Sembra Assisi ma è Galatina. Non stiamo parlando della Basilica di San Francesco, bensì di quella di Santa Caterina d’Alessandria, che sorge nel cuore del centro storico del comune salentino. Uno dei pochi esempi di architettura gotica in Puglia, sebbene con rimandi al romanico, celebre per lo straordinario ciclo di affreschi che è possibile ammirare all’interno. Ma procediamo per gradi.
Il complesso, che comprendeva anche un monastero, sostituito in seguito da una struttura più moderna, fu realizzato probabilmente a partire dal 1369, su commissione di Raimondello Orsini del Balzo, signore di quelle terre. La basilica, in particolare, fu realizzata in corrispondenza di una precedente struttura, una chiesa di rito greco risalente al IX secolo.

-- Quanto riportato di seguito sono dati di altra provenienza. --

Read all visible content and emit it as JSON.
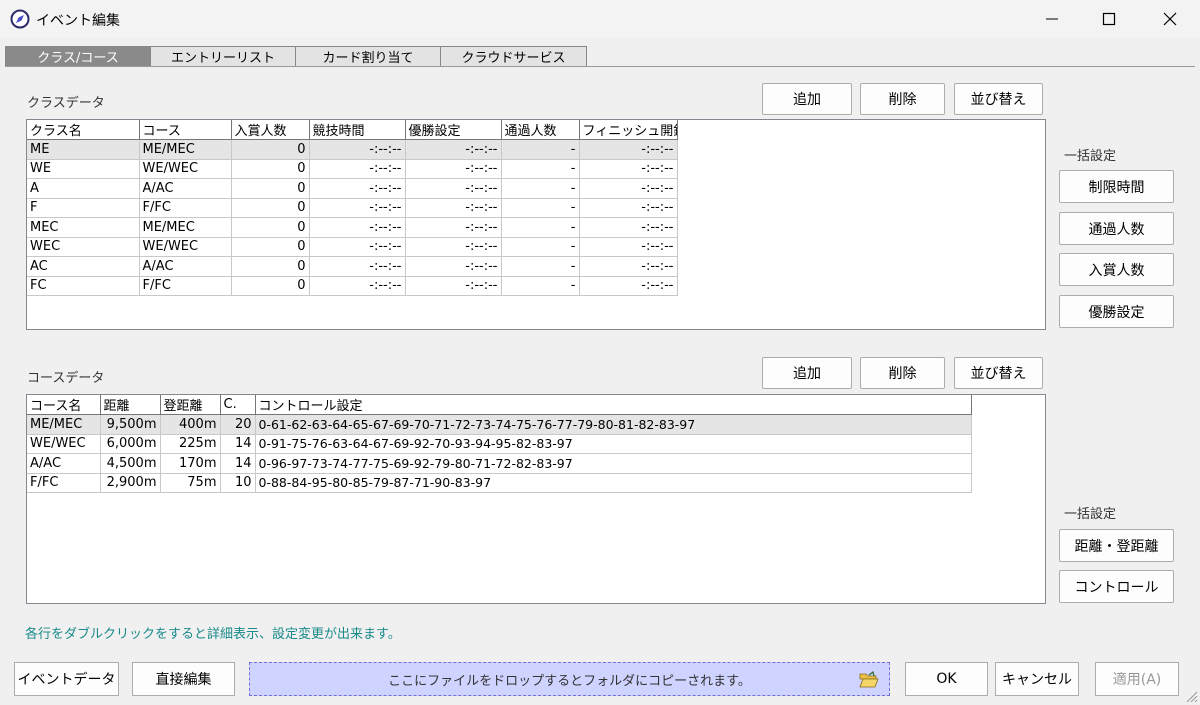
{
  "window": {
    "title": "イベント編集",
    "icon": "compass-icon",
    "minimize_icon": "minimize-icon",
    "maximize_icon": "maximize-icon",
    "close_icon": "close-icon"
  },
  "tabs": [
    {
      "label": "クラス/コース",
      "active": true
    },
    {
      "label": "エントリーリスト",
      "active": false
    },
    {
      "label": "カード割り当て",
      "active": false
    },
    {
      "label": "クラウドサービス",
      "active": false
    }
  ],
  "class_section": {
    "label": "クラスデータ",
    "buttons": {
      "add": "追加",
      "delete": "削除",
      "sort": "並び替え"
    },
    "columns": [
      "クラス名",
      "コース",
      "入賞人数",
      "競技時間",
      "優勝設定",
      "通過人数",
      "フィニッシュ開鎖"
    ],
    "rows": [
      [
        "ME",
        "ME/MEC",
        "0",
        "-:--:--",
        "-:--:--",
        "-",
        "-:--:--"
      ],
      [
        "WE",
        "WE/WEC",
        "0",
        "-:--:--",
        "-:--:--",
        "-",
        "-:--:--"
      ],
      [
        "A",
        "A/AC",
        "0",
        "-:--:--",
        "-:--:--",
        "-",
        "-:--:--"
      ],
      [
        "F",
        "F/FC",
        "0",
        "-:--:--",
        "-:--:--",
        "-",
        "-:--:--"
      ],
      [
        "MEC",
        "ME/MEC",
        "0",
        "-:--:--",
        "-:--:--",
        "-",
        "-:--:--"
      ],
      [
        "WEC",
        "WE/WEC",
        "0",
        "-:--:--",
        "-:--:--",
        "-",
        "-:--:--"
      ],
      [
        "AC",
        "A/AC",
        "0",
        "-:--:--",
        "-:--:--",
        "-",
        "-:--:--"
      ],
      [
        "FC",
        "F/FC",
        "0",
        "-:--:--",
        "-:--:--",
        "-",
        "-:--:--"
      ]
    ]
  },
  "bulk_class": {
    "label": "一括設定",
    "buttons": [
      "制限時間",
      "通過人数",
      "入賞人数",
      "優勝設定"
    ]
  },
  "course_section": {
    "label": "コースデータ",
    "buttons": {
      "add": "追加",
      "delete": "削除",
      "sort": "並び替え"
    },
    "columns": [
      "コース名",
      "距離",
      "登距離",
      "C.",
      "コントロール設定"
    ],
    "rows": [
      [
        "ME/MEC",
        "9,500m",
        "400m",
        "20",
        "0-61-62-63-64-65-67-69-70-71-72-73-74-75-76-77-79-80-81-82-83-97"
      ],
      [
        "WE/WEC",
        "6,000m",
        "225m",
        "14",
        "0-91-75-76-63-64-67-69-92-70-93-94-95-82-83-97"
      ],
      [
        "A/AC",
        "4,500m",
        "170m",
        "14",
        "0-96-97-73-74-77-75-69-92-79-80-71-72-82-83-97"
      ],
      [
        "F/FC",
        "2,900m",
        "75m",
        "10",
        "0-88-84-95-80-85-79-87-71-90-83-97"
      ]
    ]
  },
  "bulk_course": {
    "label": "一括設定",
    "buttons": [
      "距離・登距離",
      "コントロール"
    ]
  },
  "hint": "各行をダブルクリックをすると詳細表示、設定変更が出来ます。",
  "footer": {
    "event_data": "イベントデータ",
    "direct_edit": "直接編集",
    "dropzone": "ここにファイルをドロップするとフォルダにコピーされます。",
    "folder_icon": "folder-open-icon",
    "ok": "OK",
    "cancel": "キャンセル",
    "apply": "適用(A)"
  },
  "colors": {
    "tab_active": "#8a8a8a",
    "dropzone_bg": "#cfd3ff",
    "hint_text": "#1a8a8a",
    "selected_row": "#e5e5e5"
  }
}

La facciata, in pietra locale, è tricuspidale e presenta un protiro in corrispondenza del portale centrale, arricchito da splendidi bassorilievi. Al centro della facciata fa bella mostra di sé un rosone, che decora l’esterno ed illumina gli interni. Le due cuspidi laterali sono impreziosite da una decorazione ad archetti ciechi, che riprendono l’andamento della facciata.
Ma è sicuramente l’interno che lascia senza fiato. Si articola in cinque navate, separate da pilastri costituiti da fasci di colonne, alcune delle quali si allungano fino a dividere il soffitto della navata centrale in più campate e vele. Le pareti e il soffitto sono quasi interamente affrescati. Il ciclo fu realizzato su committenza di Maria d’Enghien lungo tutta la prima metà del ‘400.
In particolare, le scene rappresentate si riferiscono all’Apocalisse, alla Genesi, al ciclo cristologico, quello angelologico, quello agiografico, quello mariologico e, infine, alle Virtù. In tutte le rappresentazioni traspare la narrazione della storia dell’uomo come storia dell’amore di dio. A colpire il visitatore è la prevalenza della colorazione blu degli affreschi, oltre che l’estrema cura con cui questi furono realizzati.
Altre importanti opere d’arte che decorano gli interni della chiesa sono il tabernacolo seicentesco, l’armadio-reliquiario e una serie di cenotafi, tra cui, appunto, quello di Raimondello Orsini, Giovanni Antonio del Balzo e Maria d’Enghien. A questi si aggiungono manufatti barocchi, di fattura più recente, che sono stati aggiunti, nel tempo, all’originario impianto basilicale.
Nelle strette vicinanze della basilica sorge poi uno splendido chiostro, probabilmente realizzato tra Cinquecento e Seicento, che ha rimpiazzato quello originario. Anche qui troviamo uno splendido ciclo di affreschi che decora a trecentosessanta gradi le pareti che si affacciano sulla corte.